Loading...
Loading...
Chapter 2 of 52 min read
الطهارة في المحرر الحنبلي
Al-Muharrar's chapter on taharah presents Hanbali purity law in a compact, authoritative format that reflects Majd al-Din Ibn Taymiyyah's mastery of the school's transmitted positions. The Hanbali approach to purity law, while sharing much with the other schools, has distinctive features that Al-Muharrar states with characteristic precision.
On the classification of water, Al-Muharrar follows the standard three-way division found across the schools. The Hanbali school accepts the two-qullah threshold for standing water, below which contact with najasah renders the water impure regardless of visible alteration, and above which impurity only affects water that undergoes visible change in color, taste, or smell. Majd al-Din states this clearly without extended argumentation, as befits a text aimed at those who already know the evidential basis.
The distinctive Hanbali position on the nullifiers of wudu receives careful statement in Al-Muharrar. In addition to the standard nullifiers accepted across the schools — urination, defecation, passing of gas, and the major ritual impurity (janabah) — the Hanbali school adds several that are specific or more emphatic: touching the penis directly (not through a barrier), eating camel meat, washing the dead (according to one Hanbali opinion), and apostasy. Majd al-Din states the Hanbali positions without comparative discussion, leaving the student to learn the school's evidential bases through other means.
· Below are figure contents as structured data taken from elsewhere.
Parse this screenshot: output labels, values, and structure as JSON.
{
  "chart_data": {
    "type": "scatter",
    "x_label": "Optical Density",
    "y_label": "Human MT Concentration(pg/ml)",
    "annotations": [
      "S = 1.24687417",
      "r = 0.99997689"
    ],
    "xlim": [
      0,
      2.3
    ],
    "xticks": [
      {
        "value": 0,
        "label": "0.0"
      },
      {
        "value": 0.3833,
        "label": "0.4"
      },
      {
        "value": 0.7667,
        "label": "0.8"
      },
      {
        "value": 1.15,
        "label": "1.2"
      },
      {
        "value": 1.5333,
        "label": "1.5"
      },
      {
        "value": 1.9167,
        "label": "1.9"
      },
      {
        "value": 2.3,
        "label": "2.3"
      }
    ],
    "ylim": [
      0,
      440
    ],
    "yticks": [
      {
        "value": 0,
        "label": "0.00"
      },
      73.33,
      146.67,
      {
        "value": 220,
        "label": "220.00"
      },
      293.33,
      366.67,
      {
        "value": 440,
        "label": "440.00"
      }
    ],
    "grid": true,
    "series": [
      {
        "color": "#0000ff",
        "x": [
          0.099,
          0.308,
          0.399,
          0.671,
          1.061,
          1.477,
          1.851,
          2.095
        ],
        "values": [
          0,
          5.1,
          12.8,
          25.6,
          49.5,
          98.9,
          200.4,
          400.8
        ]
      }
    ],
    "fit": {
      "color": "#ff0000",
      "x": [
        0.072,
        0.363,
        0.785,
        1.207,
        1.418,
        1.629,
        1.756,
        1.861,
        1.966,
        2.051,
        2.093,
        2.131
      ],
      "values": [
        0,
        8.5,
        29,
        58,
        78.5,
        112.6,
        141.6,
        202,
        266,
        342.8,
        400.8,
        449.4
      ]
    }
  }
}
The camel meat issue is one of the most frequently noted Hanbali distinctives in taharah law. The Hanbali school holds, based on a hadith of the Prophet, that eating camel meat breaks wudu, requiring renewal of ablution before prayer. This position is not accepted by the other three major schools, who regard the relevant hadith as abrogated or interpret it differently. Al-Muharrar states the Hanbali position plainly as part of the school's transmitted doctrine.
On ghusl, Al-Muharrar covers the obligating causes and the minimum and complete forms. The Hanbali school's approach to the minimum ghusl is similar to the other schools: intention plus water reaching all external body surfaces. The recommended form adds the washing of the hands first, rinsing the mouth and nose, performing wudu, beginning with the right side, and rubbing (dalk) to ensure water reaches all surfaces — a point on which schools differ as to whether rubbing is obligatory or merely recommended.
Majd al-Din's treatment of tayammum is concise but complete: its conditions, its performance (striking the clean earth once and then wiping the face and both hands to the wrists, according to one Hanbali opinion, or including the forearms, according to another), and its relationship to water availability. He identifies the Hanbali positions without extended argument, trusting the advanced student to consult the evidential literature separately.